Three years ago, prediction markets were a curiosity — a CFTC-adjacent experiment that most casino executives filed under "not our problem." That assessment is aging poorly. In the span of a few weeks this spring, the Commodity Futures Trading Commission announced the formation of an Innovation Task Force, Ohio's gambling regulator put forward proposed rules for the category, DAZN signed on as a partner with ADI's Predictstreet platform, and Fanatics Markets launched Combos — a parlay-style product layer on top of its existing prediction market offering. The pace is no longer academic.

What the CFTC's Task Force Actually Signals

The CFTC's decision to formalize an Innovation Task Force is not incidental. The agency spent much of 2023 and 2024 in open conflict with Kalshi and PredictIt over event contract approvals, and its legal losses in federal court on the Kalshi political markets case effectively forced a posture shift. Standing up an internal task force is the institutional equivalent of acknowledging that the existing rulebook — written for commodity derivatives, not sports outcome contracts — is no longer adequate.

For operators and product directors watching from the licensed sports betting side, the relevant question is jurisdictional. Prediction markets that clear through a CFTC-registered designated contract market operate under federal commodities law, not state gambling statutes. That means the New Jersey Division of Gaming Enforcement, the Pennsylvania Gaming Control Board, and their counterparts have no direct authority over products structured as event contracts — even when those products are functionally indistinguishable from a same-game parlay. Ohio's move to propose its own rules suggests at least some state regulators are unwilling to accept that jurisdictional gap quietly.

Fanatics and the Product Convergence Problem

Fanatics Markets' Combos feature is worth examining closely because of what it reveals about product direction. Combining multiple prediction market positions into a single trade — with correspondingly higher potential returns — replicates the economic logic of parlays, which have been the highest-margin and most politically scrutinized product in regulated sports betting for the past three years. The Massachusetts Gaming Commission and the UKGC's equivalent policy discussions around multi-leg accumulators have both flagged the format's potential for accelerated loss.

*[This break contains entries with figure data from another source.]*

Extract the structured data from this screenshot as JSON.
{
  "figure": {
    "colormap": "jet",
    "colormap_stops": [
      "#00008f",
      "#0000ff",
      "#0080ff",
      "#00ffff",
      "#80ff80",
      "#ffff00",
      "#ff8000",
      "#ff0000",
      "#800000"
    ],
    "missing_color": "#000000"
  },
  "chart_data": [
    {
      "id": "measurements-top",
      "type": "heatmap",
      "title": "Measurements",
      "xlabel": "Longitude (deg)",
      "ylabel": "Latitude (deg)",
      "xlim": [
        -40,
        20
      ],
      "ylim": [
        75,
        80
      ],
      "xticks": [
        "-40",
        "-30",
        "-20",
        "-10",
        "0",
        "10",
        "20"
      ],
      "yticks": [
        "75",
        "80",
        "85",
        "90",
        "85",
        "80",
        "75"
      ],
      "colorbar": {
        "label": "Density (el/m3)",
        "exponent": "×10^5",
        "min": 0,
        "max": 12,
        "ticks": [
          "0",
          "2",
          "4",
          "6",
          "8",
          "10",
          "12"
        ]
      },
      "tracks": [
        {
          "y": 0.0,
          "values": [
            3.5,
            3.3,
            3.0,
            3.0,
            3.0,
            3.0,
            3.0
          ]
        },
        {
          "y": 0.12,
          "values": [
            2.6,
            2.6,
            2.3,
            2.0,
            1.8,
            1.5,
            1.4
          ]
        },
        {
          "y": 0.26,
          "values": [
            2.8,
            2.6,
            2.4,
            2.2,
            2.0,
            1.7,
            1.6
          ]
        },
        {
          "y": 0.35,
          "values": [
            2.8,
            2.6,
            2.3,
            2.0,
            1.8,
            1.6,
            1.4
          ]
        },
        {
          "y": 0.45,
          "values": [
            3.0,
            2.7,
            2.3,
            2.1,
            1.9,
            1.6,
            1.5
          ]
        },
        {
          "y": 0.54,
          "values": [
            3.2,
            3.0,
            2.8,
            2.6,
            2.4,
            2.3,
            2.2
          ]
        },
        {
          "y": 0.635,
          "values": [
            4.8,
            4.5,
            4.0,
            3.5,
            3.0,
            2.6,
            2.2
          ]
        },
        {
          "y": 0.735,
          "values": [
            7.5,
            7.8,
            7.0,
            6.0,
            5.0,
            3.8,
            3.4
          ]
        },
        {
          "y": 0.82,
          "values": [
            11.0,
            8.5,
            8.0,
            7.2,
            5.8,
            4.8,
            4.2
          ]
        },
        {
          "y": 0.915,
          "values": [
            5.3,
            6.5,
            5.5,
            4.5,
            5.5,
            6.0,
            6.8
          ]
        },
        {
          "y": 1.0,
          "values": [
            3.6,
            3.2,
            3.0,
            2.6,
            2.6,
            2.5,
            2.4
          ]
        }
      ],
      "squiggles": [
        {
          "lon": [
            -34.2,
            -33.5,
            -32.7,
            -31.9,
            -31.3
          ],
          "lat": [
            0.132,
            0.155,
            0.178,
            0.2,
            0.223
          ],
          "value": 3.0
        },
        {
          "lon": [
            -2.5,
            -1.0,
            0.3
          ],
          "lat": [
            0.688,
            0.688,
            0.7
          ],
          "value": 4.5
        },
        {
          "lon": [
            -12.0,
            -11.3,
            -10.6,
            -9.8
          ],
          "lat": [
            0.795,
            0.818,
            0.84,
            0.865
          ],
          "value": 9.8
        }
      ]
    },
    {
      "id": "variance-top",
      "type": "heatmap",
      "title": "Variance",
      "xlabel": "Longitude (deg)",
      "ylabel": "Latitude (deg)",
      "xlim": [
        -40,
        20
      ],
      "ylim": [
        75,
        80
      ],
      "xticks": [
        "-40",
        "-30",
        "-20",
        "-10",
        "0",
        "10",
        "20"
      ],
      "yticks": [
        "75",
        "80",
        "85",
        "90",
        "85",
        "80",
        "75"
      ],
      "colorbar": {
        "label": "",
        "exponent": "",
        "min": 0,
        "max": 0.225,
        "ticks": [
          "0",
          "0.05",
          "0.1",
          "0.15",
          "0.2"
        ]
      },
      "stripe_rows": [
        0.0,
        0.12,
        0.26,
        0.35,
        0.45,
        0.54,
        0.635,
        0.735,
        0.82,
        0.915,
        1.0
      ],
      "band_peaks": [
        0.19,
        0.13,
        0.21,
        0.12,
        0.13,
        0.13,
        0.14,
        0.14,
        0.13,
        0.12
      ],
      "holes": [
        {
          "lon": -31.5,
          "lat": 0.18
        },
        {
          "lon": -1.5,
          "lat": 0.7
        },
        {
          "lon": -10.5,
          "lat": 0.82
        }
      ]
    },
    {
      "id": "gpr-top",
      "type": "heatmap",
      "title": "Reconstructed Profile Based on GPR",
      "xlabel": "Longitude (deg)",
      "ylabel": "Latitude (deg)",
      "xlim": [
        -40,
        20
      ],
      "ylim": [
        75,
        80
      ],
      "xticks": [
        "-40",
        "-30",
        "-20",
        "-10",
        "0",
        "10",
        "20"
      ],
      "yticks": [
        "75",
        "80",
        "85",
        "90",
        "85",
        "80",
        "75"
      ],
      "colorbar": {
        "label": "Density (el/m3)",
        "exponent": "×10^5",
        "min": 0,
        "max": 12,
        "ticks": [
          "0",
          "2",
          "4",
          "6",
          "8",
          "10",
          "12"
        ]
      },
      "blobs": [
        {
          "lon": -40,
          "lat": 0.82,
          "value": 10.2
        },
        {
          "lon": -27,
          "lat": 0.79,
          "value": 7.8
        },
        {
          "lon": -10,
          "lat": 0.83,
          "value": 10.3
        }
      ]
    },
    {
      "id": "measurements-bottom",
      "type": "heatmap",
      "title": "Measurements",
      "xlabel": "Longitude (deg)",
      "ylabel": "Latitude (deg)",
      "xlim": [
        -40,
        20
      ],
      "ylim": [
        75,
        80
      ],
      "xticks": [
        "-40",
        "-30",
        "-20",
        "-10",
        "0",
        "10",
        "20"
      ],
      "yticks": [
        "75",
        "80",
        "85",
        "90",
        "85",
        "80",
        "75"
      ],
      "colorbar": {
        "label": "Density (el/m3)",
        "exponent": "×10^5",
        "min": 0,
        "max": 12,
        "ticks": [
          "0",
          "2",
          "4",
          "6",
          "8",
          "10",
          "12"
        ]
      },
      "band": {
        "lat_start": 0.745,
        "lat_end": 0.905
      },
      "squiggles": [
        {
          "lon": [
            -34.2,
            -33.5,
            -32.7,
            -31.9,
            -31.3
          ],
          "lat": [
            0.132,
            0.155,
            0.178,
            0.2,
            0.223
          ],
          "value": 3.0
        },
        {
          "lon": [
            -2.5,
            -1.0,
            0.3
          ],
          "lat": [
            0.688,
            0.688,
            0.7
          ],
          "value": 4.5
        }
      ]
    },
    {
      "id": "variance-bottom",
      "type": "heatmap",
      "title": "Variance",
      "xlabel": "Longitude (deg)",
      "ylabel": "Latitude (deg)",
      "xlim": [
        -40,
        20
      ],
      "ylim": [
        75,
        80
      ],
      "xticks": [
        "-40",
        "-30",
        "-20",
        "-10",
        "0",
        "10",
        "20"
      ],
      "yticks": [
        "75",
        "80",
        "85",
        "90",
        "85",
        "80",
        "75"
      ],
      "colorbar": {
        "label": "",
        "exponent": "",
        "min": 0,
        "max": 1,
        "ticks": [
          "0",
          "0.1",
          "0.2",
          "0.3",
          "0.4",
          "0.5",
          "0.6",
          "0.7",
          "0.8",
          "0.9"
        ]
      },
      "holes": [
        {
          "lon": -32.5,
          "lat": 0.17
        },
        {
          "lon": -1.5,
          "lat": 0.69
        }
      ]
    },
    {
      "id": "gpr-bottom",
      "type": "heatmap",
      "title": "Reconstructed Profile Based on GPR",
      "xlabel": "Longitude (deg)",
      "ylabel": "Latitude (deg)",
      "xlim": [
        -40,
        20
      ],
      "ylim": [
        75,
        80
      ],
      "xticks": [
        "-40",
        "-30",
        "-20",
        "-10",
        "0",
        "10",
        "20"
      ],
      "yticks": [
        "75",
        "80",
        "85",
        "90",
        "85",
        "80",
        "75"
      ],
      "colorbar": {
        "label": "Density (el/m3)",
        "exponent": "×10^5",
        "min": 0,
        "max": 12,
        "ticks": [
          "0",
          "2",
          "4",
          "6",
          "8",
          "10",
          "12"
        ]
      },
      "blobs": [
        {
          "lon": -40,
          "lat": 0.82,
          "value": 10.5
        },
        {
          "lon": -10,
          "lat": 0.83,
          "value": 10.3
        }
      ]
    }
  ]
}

If that same product structure clears federal review as a commodities contract rather than a wager, the implications for state-licensed sportsbook operators are significant. They carry compliance costs, responsible gambling mandates, promotional restrictions, and tax obligations that a CFTC-regulated prediction market platform, at present, largely does not. A senior compliance consultant familiar with both regulatory environments noted that "the asymmetry in obligations between the two frameworks is substantial, and it's not clear the CFTC's task force is primarily focused on leveling that." Whether the task force ultimately recommends tighter event contract standards or broader safe harbors will determine whether that asymmetry widens or closes.

The State-Level Fault Line

Ohio's proposed regulatory action is the most concrete evidence that the state-versus-federal jurisdictional tension is becoming a live dispute rather than a theoretical one. Ohio legalized sports betting under state authority in January 2023, and the Ohio Casino Control Commission has since built out an enforcement posture that includes mandatory responsible gambling requirements, advertising standards, and licensee obligations. Extending that framework — or some version of it — to prediction markets operating within the state would be a direct assertion that event contracts on sports outcomes belong in the gambling regulatory perimeter, not outside it.

The legal path is contested. Federal preemption arguments will almost certainly be raised if any state attempts to license or restrict a CFTC-registered DCM. But states have successfully carved out space in analogous areas before, and the political incentive to protect tax revenue from an adjacent, untaxed product category is not trivial. For operators who built businesses on the premise that state licensing conferred a durable competitive position, the stakes of this argument are concrete.

The Takeaway

Prediction markets are not replacing licensed sportsbooks in the near term. But the combination of federal institutional development at the CFTC, aggressive product expansion by well-capitalized entrants like Fanatics, and the first stirrings of state regulatory responses means the category has crossed from peripheral to consequential. Operators and their compliance teams should be tracking the CFTC task force's output with the same attention they gave early PASPA repeal litigation — the decisions made in the next 18 months will define the competitive and regulatory perimeter for the rest of the decade. The window for proactive industry engagement, including comment periods and coalition positioning, is open now. It will not stay open indefinitely.